34 minutes, and Lampard goes close, but then so does Stern John for Trinidad. A few minutes later, Lampard again puts a great chance over the bar.
As halftime looms, Beckham puts in a great ball from the right, which falls to Crouch, in front of goal, with no defenders near him, and time to pull it down. Why did he do that? Why did he do that? Now the crowd is shouting for Rooney.
And we’re so nearly punished for it. Robinson flaps airily at another ball, John beats Ferdinand to it and it’s looping lazily into the net. John Terry, understanding that this isn’t a turn of events any of us are going to be casual about, hurls himself through the air and negotiates a deal with the ball, in which it goes the other way, while he flies into the goal. I love him like I love pie. I could eat them both up, but somehow I’m just not hungry right now.

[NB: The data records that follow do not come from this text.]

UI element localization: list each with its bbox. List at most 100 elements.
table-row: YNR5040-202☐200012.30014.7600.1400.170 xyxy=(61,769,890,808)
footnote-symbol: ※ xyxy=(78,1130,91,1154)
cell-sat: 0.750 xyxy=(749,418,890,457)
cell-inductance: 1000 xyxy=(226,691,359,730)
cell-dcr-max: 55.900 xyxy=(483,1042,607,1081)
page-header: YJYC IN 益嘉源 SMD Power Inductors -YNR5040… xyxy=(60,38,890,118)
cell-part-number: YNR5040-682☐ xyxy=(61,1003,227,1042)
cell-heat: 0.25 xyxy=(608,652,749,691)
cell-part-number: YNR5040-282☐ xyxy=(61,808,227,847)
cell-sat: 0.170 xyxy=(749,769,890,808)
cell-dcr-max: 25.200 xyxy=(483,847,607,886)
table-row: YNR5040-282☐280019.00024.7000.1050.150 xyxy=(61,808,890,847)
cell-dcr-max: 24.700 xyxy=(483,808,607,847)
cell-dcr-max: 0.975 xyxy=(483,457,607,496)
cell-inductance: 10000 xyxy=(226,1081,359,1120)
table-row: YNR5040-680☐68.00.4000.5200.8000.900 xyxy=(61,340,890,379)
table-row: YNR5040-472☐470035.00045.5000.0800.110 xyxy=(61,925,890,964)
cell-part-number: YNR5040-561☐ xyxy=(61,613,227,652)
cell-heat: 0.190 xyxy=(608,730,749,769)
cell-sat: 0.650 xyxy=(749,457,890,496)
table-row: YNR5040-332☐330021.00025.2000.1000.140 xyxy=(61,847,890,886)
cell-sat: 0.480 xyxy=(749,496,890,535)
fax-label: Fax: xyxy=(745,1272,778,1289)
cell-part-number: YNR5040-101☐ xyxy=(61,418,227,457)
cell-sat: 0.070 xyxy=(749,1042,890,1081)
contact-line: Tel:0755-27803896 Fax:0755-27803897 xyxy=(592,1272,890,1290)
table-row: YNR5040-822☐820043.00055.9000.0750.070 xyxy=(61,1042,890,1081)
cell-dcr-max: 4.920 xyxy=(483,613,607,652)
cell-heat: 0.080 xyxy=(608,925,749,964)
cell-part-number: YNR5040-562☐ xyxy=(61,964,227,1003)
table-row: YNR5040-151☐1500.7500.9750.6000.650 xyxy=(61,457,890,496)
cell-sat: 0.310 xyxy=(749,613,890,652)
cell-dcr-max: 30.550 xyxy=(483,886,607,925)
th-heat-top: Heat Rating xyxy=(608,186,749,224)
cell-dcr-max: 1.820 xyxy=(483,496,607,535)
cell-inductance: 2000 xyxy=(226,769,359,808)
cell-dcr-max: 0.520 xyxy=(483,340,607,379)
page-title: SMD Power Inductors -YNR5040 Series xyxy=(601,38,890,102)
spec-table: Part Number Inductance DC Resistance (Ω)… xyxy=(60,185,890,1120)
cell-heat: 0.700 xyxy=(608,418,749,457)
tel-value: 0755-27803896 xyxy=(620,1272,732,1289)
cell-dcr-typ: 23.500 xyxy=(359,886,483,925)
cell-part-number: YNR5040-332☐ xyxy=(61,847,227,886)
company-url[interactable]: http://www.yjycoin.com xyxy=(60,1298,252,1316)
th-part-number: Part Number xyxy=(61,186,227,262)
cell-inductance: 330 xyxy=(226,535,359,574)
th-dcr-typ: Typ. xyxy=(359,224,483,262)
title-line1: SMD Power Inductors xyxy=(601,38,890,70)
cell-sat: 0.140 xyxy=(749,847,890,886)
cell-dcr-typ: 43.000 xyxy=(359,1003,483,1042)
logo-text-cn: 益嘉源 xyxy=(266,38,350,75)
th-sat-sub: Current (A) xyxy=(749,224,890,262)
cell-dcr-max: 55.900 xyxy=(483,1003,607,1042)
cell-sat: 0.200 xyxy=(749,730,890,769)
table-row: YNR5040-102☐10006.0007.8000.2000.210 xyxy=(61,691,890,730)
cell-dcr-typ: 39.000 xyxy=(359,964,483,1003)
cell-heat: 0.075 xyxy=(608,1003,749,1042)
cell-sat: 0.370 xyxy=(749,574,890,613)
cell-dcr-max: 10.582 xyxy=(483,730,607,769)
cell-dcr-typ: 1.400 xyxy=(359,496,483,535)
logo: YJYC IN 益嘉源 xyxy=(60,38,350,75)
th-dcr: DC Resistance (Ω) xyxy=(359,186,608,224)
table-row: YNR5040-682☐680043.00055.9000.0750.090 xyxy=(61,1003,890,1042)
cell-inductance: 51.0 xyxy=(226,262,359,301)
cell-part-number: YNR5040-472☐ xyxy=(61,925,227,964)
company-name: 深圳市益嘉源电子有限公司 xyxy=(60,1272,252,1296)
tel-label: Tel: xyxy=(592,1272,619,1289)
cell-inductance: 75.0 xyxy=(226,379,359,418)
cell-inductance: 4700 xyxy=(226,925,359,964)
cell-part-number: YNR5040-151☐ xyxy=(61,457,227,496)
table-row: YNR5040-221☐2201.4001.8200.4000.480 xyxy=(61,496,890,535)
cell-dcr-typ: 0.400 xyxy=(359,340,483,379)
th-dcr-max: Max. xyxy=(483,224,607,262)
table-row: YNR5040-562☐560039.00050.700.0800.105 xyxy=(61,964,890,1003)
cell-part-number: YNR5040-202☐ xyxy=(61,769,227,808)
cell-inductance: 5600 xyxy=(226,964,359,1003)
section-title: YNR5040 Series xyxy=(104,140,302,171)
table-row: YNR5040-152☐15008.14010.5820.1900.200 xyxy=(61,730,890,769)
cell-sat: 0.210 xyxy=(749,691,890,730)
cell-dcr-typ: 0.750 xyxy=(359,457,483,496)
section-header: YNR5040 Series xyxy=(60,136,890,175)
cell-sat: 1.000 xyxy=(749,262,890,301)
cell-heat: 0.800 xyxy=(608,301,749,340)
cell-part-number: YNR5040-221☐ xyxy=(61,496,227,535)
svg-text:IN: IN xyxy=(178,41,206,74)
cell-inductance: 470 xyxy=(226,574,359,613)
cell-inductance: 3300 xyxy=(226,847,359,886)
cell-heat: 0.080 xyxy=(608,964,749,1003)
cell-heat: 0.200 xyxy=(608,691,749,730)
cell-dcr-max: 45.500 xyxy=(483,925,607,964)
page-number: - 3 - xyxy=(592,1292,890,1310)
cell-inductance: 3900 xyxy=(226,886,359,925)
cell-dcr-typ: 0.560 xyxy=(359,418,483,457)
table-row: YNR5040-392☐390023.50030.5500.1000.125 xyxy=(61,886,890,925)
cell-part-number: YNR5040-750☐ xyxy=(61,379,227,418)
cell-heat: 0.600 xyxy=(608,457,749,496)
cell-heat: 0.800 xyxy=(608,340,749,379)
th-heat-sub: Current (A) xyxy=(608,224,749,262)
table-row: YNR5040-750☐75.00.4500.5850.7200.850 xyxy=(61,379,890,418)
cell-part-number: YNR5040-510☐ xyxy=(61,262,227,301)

Halftime is just fifteen minutes of pacing up and down and muttering. Idly playing with the remote, it seems that some people are doing other things. Lucky bastards.
After ten minutes, Crouch decides to try and relieve the tension with a spectacular overhead kick, which goes wrong. Not spectacularly wrong, just uselessly and trivially wrong. Then Owen heads close.
Not close enough, though, and he’s replaced by Winston Churchill. No, that’s Wayne Rooney, raising everyone’s spirits with his trademark bowler hat and cigar. And Lennon comes on too, replacing Carragher. Somehow they manage to spark 20,000 people each into life, and across the stadium hope wrestles fear to the ground and sits on its head.
After ten minutes he’s looking puffed out, though, and fear gets hope in a stranglehold again. Gareth Southgate says England seem drained from the tension of the game. Drained from the tension? They should try watching it.
Now, when England need it most, Lampard takes control. Someone else should have done, but no it had to be him. He shoots over from a corner, he shoots straight at Hislop, in acres of space, then he goes narrowly wide with the hardest chance of the three. Just to twist the knife, Stern John breaks free, but misses from the edge of the box.
83 minutes have passed when Beckham gets the ball down the right, and hits it just so. Crouch gets into the box, and heads it just so, and suddenly the precise location of 450 grams of air and rubber is making one per cent of the world hugely happier, and one and a half million people desperately sad. Jeremy Bentham would have approved.
England pretend they’re going to go all casual on us, just to tease, but now Gerrard feels like one of his party pieces, so just like that he gives us one. Dwight Yorke is probably heartily wishing he could have got his groin in the way again, but too late.
Trinidad manage one swift kick to the collective solar plexus in return, Stern John deflecting a Cornell Glen shot into the net, but, no, it’s offside and you just can’t, OK?
It must have been so hard on the Trinidad players, who’d done so well, and got so close. God, I don’t care. I’m sorry, but I keep my moral centre in the bottom of my stomach, and it hasn’t come back yet.
You had to enjoy the players’ faces. Crouch just looked happily angular, but Beckham grinned like a small boy who’s suddenly found out there is jelly after all. Gerrard, meanwhile, changed in an instant from cheeky munchkin to Botticelli angel. I could have sworn there was a kind of glow in the air around him.
So England are through, and very likely to win the group. Any of the other three could go with them. I’ll run through the permutations after the next game. And now there’s a gin bottle in the kitchen, and I’m going to test its soothing powers. If you don’t get Sweden-Paraguay until tomorrow, then I hope you’ll understand.